Blueberry Lemon Pound Cake
I’m back with a slight rendition of my Cream Cheese Pound Cake recipe!
Add Lemon and Blueberries!
I also used some of the remaining blueberries to make a whipped cream frosting. Yes, it came out AMAZING! *smile*
In addition to the regular ingredients, you will need:
– 1 ½ cups Blueberries
– 1 tablespoon flour
– zest of 1 lemon
– juice of 1 lemon
For the Blueberry Whipped Ream Frosting:
– ½ cup blueberries
– 1¼ cup of whipping cream
– ½ tablespoon cornstarch
– ¼ teaspoon lemon extract
In a bowl, rise the blueberries and discard any that are rotten.
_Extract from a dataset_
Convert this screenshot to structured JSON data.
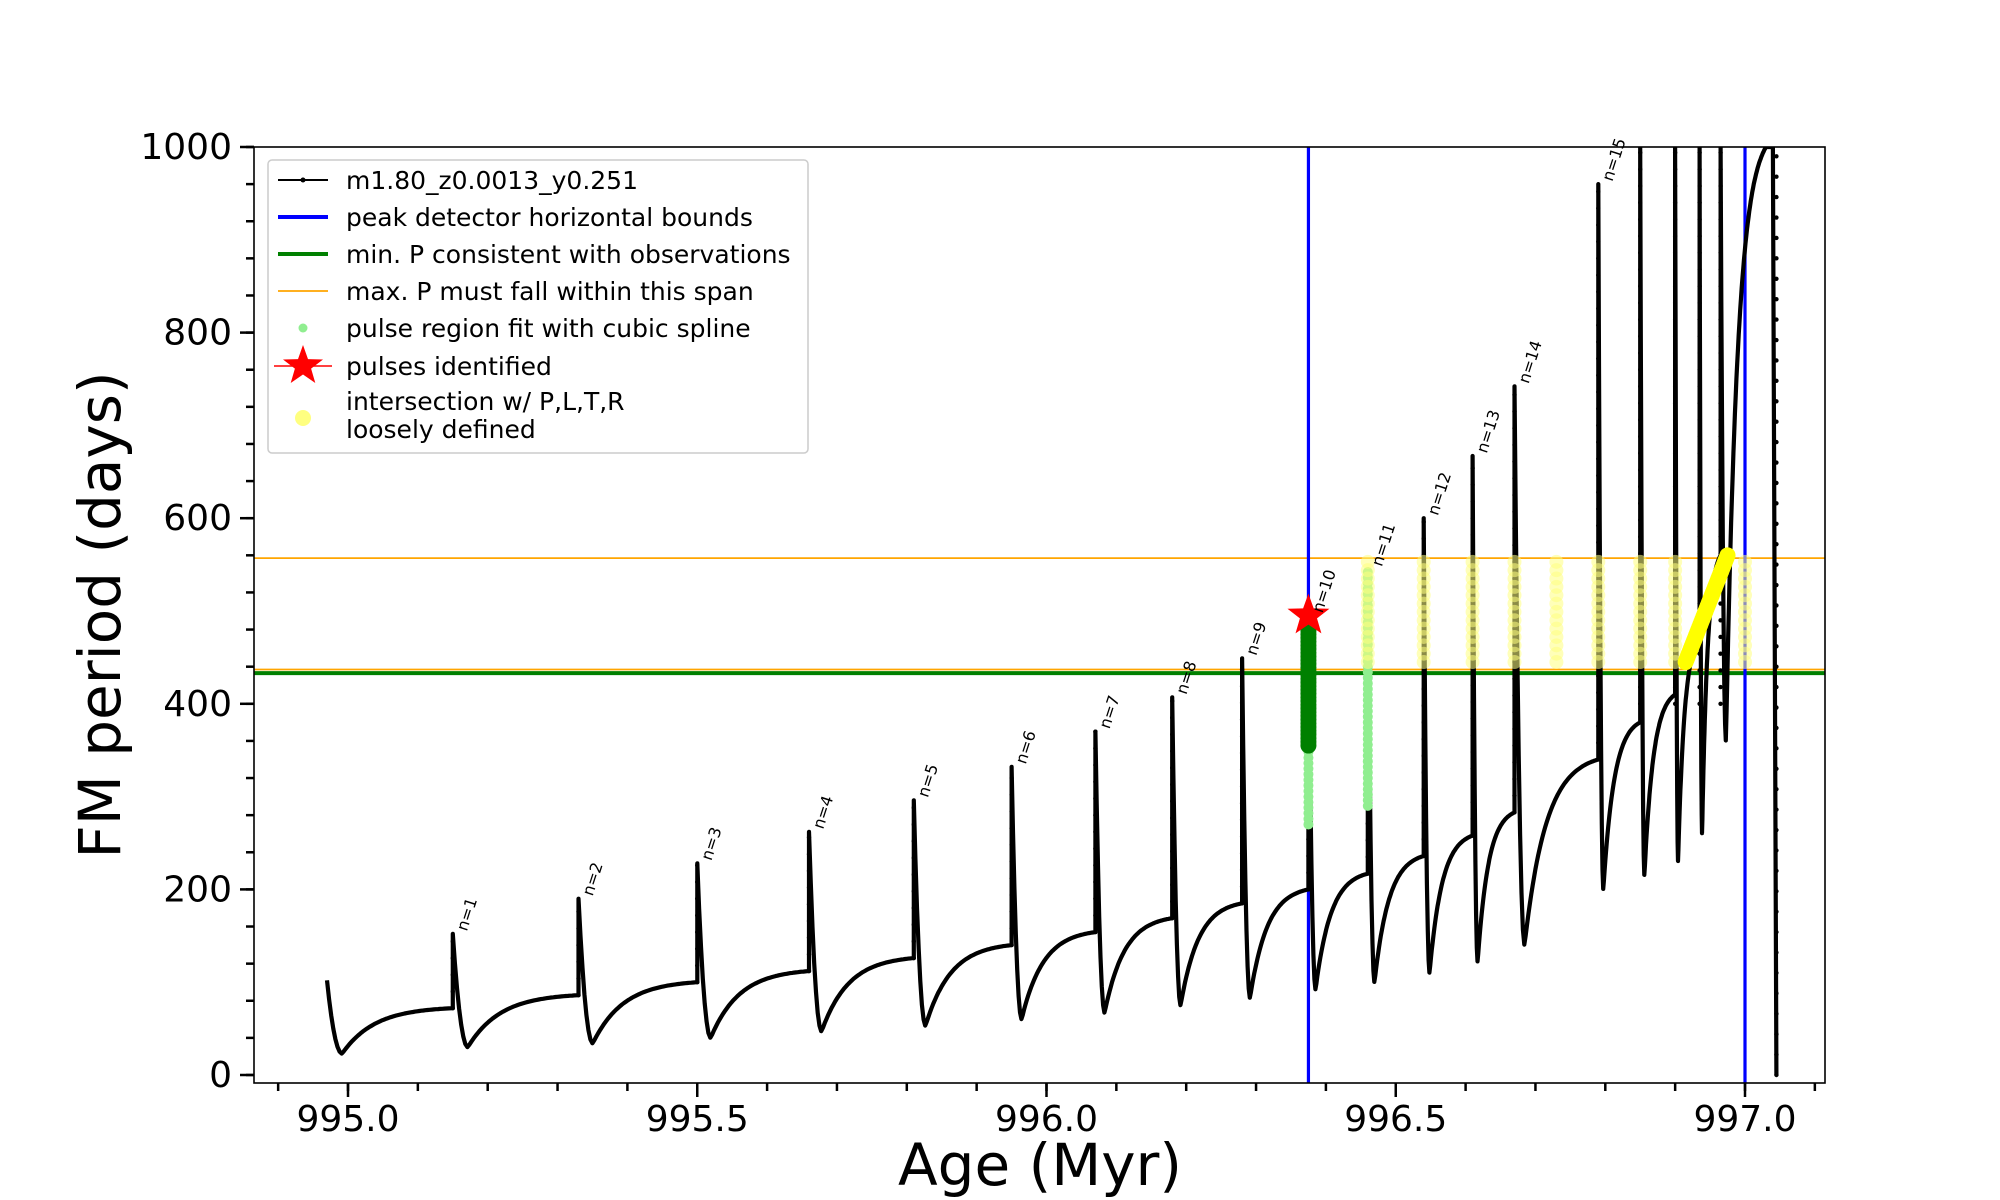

Add lemon juice and zest to the blueberries and use the flour to coat the berries. This will keep them from floating to the bottom of the batter.
After you have mixed the cake, as instructed in the Cream Cheese Pound Cake, fold in the blueberries and lemon zest.
Bake as instructed.
While the cake is baking, make your Blueberry Whipped Cream.
In a food processor, puree the half cup of blueberries to make a puree. Set aside.
Using a stand mixer, with the whisk attachment, beat together the whipping cream extract, cornstarch and pureed blueberries. Whip on medium, then high until thick and fluffy.
Set aside in the refrigerator until the cake has cooled completely. Once the cake is cool, ice and Enjoy!